Search code examples
pdfpdf-generationpypdf

Are PDF box coordinates relative or absolute?


I want to programmatically edit a PDF using pyPDF. Currently, I'm struggling with interpreting the various PDF boxes' (TrimBox, MediaBox etc.) dimensions. Each box has four dimensions stored as a four-tuple, e.g.:

TrimBox:           56.69    56.69  1040.31   751.18

According to the PDF specification, these are supposed to describe a rectangle, and certainly (56.69, 56.69) determines the upper left corner of this rectangle. However, is (1040.31, 751.18) to be interpreted as the lower right corner of this rectangle, or as a vector relative to the upper left corner?

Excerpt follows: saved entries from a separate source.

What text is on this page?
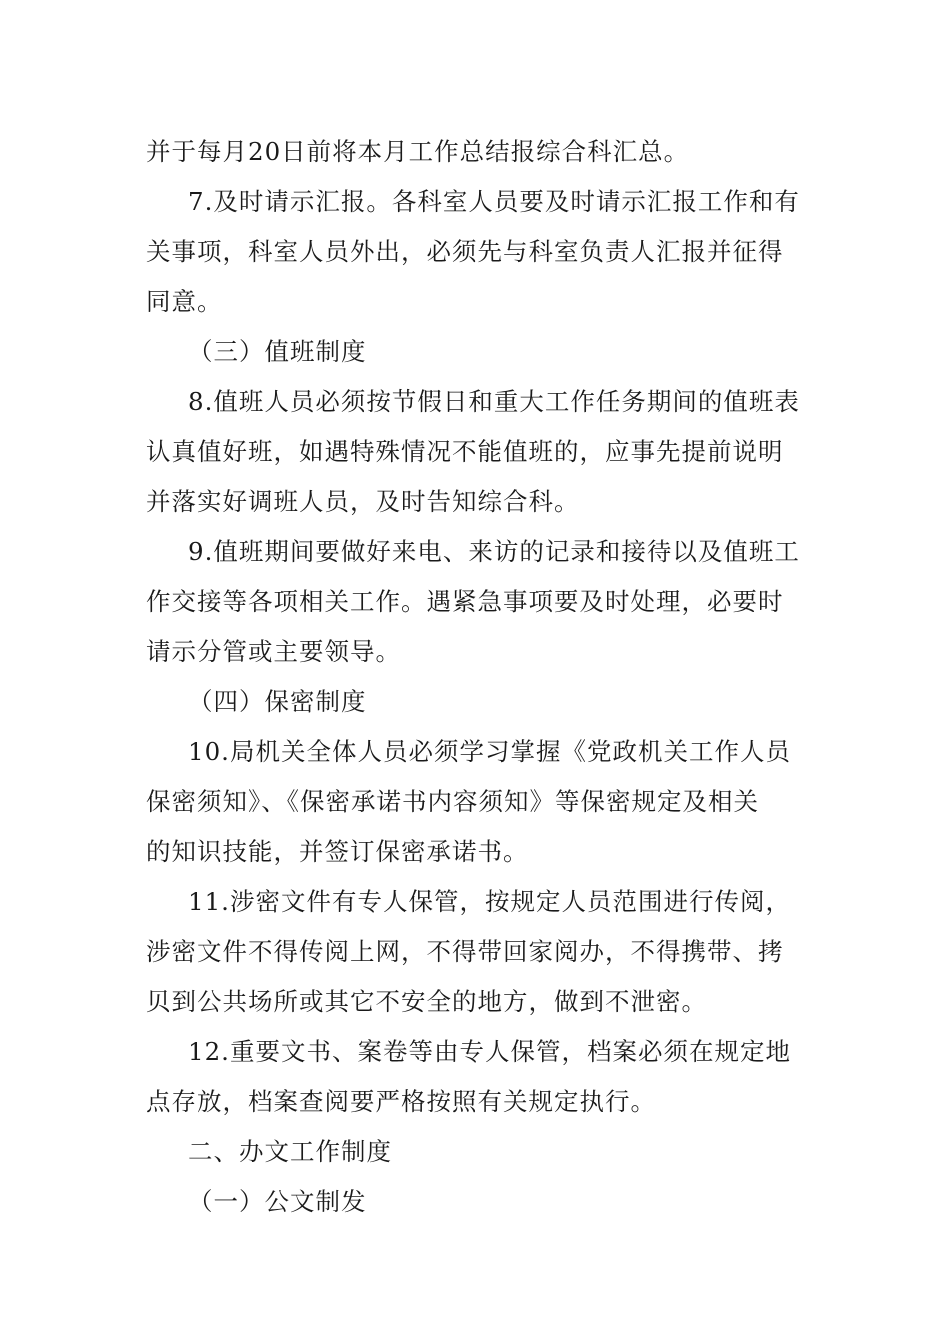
并于每月20日前将本月工作总结报综合科汇总。
7.及时请示汇报。各科室人员要及时请示汇报工作和有
关事项，科室人员外出，必须先与科室负责人汇报并征得
同意。
（三）值班制度
8.值班人员必须按节假日和重大工作任务期间的值班表
认真值好班，如遇特殊情况不能值班的，应事先提前说明
并落实好调班人员，及时告知综合科。
9.值班期间要做好来电、来访的记录和接待以及值班工
作交接等各项相关工作。遇紧急事项要及时处理，必要时
请示分管或主要领导。
（四）保密制度
10.局机关全体人员必须学习掌握《党政机关工作人员
保密须知》、《保密承诺书内容须知》等保密规定及相关
的知识技能，并签订保密承诺书。
11.涉密文件有专人保管，按规定人员范围进行传阅，
涉密文件不得传阅上网，不得带回家阅办，不得携带、拷
贝到公共场所或其它不安全的地方，做到不泄密。
12.重要文书、案卷等由专人保管，档案必须在规定地
点存放，档案查阅要严格按照有关规定执行。
二、办文工作制度
（一）公文制发
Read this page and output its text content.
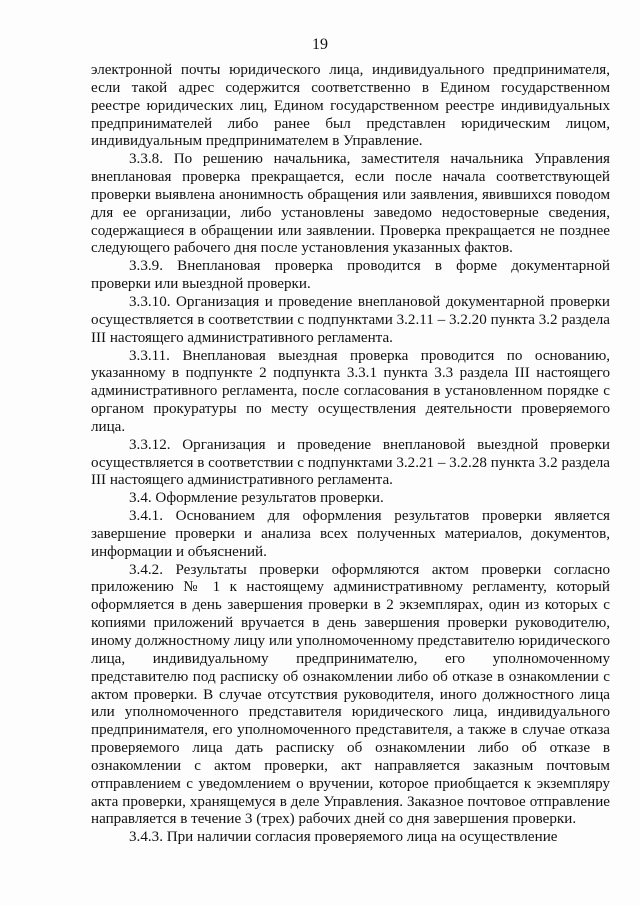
19

электронной почты юридического лица, индивидуального предпринимателя, если такой адрес содержится соответственно в Едином государственном реестре юридических лиц, Едином государственном реестре индивидуальных предпринимателей либо ранее был представлен юридическим лицом, индивидуальным предпринимателем в Управление.

3.3.8. По решению начальника, заместителя начальника Управления внеплановая проверка прекращается, если после начала соответствующей проверки выявлена анонимность обращения или заявления, явившихся поводом для ее организации, либо установлены заведомо недостоверные сведения, содержащиеся в обращении или заявлении. Проверка прекращается не позднее следующего рабочего дня после установления указанных фактов.

3.3.9. Внеплановая проверка проводится в форме документарной проверки или выездной проверки.

3.3.10. Организация и проведение внеплановой документарной проверки осуществляется в соответствии с подпунктами 3.2.11 – 3.2.20 пункта 3.2 раздела III настоящего административного регламента.

3.3.11. Внеплановая выездная проверка проводится по основанию, указанному в подпункте 2 подпункта 3.3.1 пункта 3.3 раздела III настоящего административного регламента, после согласования в установленном порядке с органом прокуратуры по месту осуществления деятельности проверяемого лица.

3.3.12. Организация и проведение внеплановой выездной проверки осуществляется в соответствии с подпунктами 3.2.21 – 3.2.28 пункта 3.2 раздела III настоящего административного регламента.

3.4. Оформление результатов проверки.

3.4.1. Основанием для оформления результатов проверки является завершение проверки и анализа всех полученных материалов, документов, информации и объяснений.

3.4.2. Результаты проверки оформляются актом проверки согласно приложению № 1 к настоящему административному регламенту, который оформляется в день завершения проверки в 2 экземплярах, один из которых с копиями приложений вручается в день завершения проверки руководителю, иному должностному лицу или уполномоченному представителю юридического лица, индивидуальному предпринимателю, его уполномоченному представителю под расписку об ознакомлении либо об отказе в ознакомлении с актом проверки. В случае отсутствия руководителя, иного должностного лица или уполномоченного представителя юридического лица, индивидуального предпринимателя, его уполномоченного представителя, а также в случае отказа проверяемого лица дать расписку об ознакомлении либо об отказе в ознакомлении с актом проверки, акт направляется заказным почтовым отправлением с уведомлением о вручении, которое приобщается к экземпляру акта проверки, хранящемуся в деле Управления. Заказное почтовое отправление направляется в течение 3 (трех) рабочих дней со дня завершения проверки.

3.4.3. При наличии согласия проверяемого лица на осуществление
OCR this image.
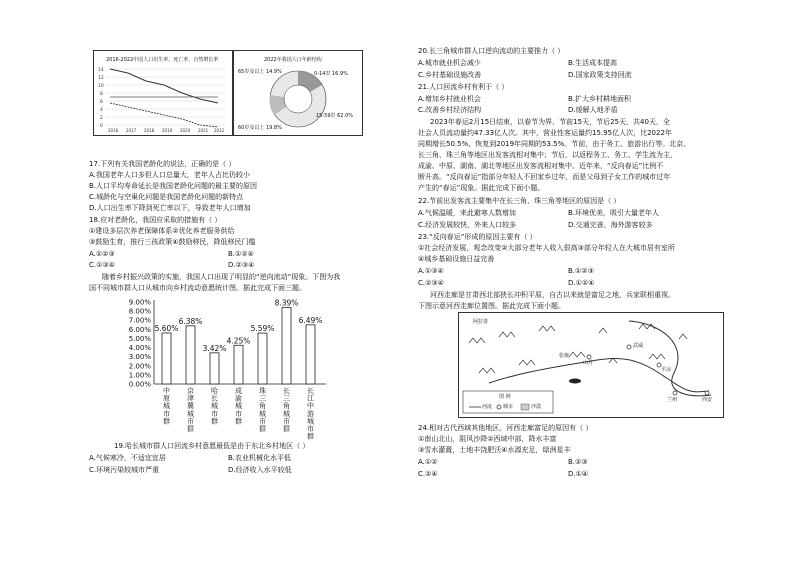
2016-2022中国人口出生率、死亡率、自然增长率
14
12
10
8
6
4
2
0
2016 2017 2018 2019 2020 2021 2022
2022年我国人口年龄结构
65岁及以上 14.9%
15-59岁 62.0%
0-14岁 16.9%
60岁及以上 19.8%
17.下列有关我国老龄化的说法，正确的是（ ）
A.我国老年人口多但人口总量大，老年人占比仍较小
B.人口平均寿命延长是我国老龄化问题的最主要的原因
C.城龄化与空巢化问题是我国老龄化问题的新特点
D.人口出生率下降到死亡率以下，导致老年人口增加
18.应对老龄化，我国应采取的措施有（ ）
①建设多层次养老保障体系②优化养老服务供给
③鼓励生育，推行三孩政策④鼓励移民，降低移民门槛
A.①②③	B.①②④
C.①③④	D.②③④
随着乡村振兴政策的实施，我国人口出现了明显的“逆向流动”现象。下图为我
国不同城市群人口从城市向乡村流动意愿统计图。据此完成下面三题。
9.00%
8.00%
7.00%
6.00%
5.00%
4.00%
3.00%
2.00%
1.00%
0.00%
5.60%
中
原
城
市
群
6.38%
京
津
冀
城
市
群
3.42%
哈
长
城
市
群
4.25%
成
渝
城
市
群
5.59%
珠
三
角
城
市
群
8.39%
长
三
角
城
市
群
6.49%
长
江
中
游
城
市
群
19.哈长城市群人口回流乡村意愿最低是由于东北乡村地区（ ）
A.气候寒冷，不适宜宜居	B.农业机械化水平低
C.环境污染较城市严重	D.经济收入水平较低
20.长三角城市群人口逆向流动的主要推力（ ）
A.城市就业机会减少	B.生活成本提高
C.乡村基础设施改善	D.国家政策支持回流
21.人口回流乡村有利于（ ）
A.增加乡村就业机会	B.扩大乡村耕地面积
C.改善乡村经济结构	D.缓解人地矛盾
2023年春运2月15日结束，以春节为界，节前15天，节后25天，共40天，全
社会人员流动量约47.33亿人次。其中，营业性客运量约15.95亿人次，比2022年
同期增长50.5%，恢复到2019年同期的53.5%。节前，由于务工、旅游出行等。北京、
长三角、珠三角等地区出发客流相对集中；节后，以返程务工、务工、学生流为主，
成渝、中原、湖南、湖北等地区出发客流相对集中。近年来，“反向春运”比例不
断升高。“反向春运”指部分年轻人不回家乡过年，而是父母到子女工作的城市过年
产生的“春运”现象。据此完成下面小题。
22.节前出发客流主要集中在长三角、珠三角等地区的原因是（ ）
A.气候温暖，来此避寒人数增加	B.环境优美，吸引大量老年人
C.经济发展较快，外来人口较多	D.交通完善，海外游客较多
23.“反向春运”形成的原因主要有（ ）
①社会经济发展，观念改变②大部分老年人收入很高③部分年轻人在大城市居有室所
④城乡基础设施日益完善
A.①③④	B.①②③
C.②③④	D.①②④
河西走廊是甘肃西北部狭长冲积平原，自古以来就是富足之地，兵家联相重视。
下图示意河西走廊位置图。据此完成下面小题。
图 例
河流 城市	沙漠
山丹
张掖
武威
平凉
兰州	西安
阿拉善
24.相对古代西域其他地区，河西走廊富足的原因有（ ）
①南山北山，阻风沙降②西域中部，降水丰富
③雪水灌溉，土地丰饶肥沃④水源充足，绿洲星丰
A.①②	B.②③
C.②④	D.①④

Apparently the answer is so well-known among typesetters that I couldn't find it explicitly spelt out anywhere I looked so far.


Solution

  • As Mark Storer and others commented correctly, the four box values are to be interpreted as (left start, bottom start, right end, top end), since the PDF format uses absolute coordinates. So (MediaBox[0], MediaBox[1]) is the bottom left corner and (MediaBox[2] and MediaBox[3]) the upper right corner of the box. MediaBox[2] and MediaBox[3] only represent width and height if MediaBox[0] and MediaBox[1] contain value 0, which should not be relied on.

    Moreover, PDF rotation modifies the whole coordinate system rather than just the page, thus PDF boxes always refer to the non-rotated page. So if there is a rotation of 90 or 270 degrees, you need to swap width and height in order to obtain the visual dimensions of the box.

    The coordinate values are called points, where by default 1 point is equivalent to 1/72 of an inch. However, this should not be relied on either, because each page can define a custom UserUnit (since PDF 1.6), as outlined in the PDF Reference Manual.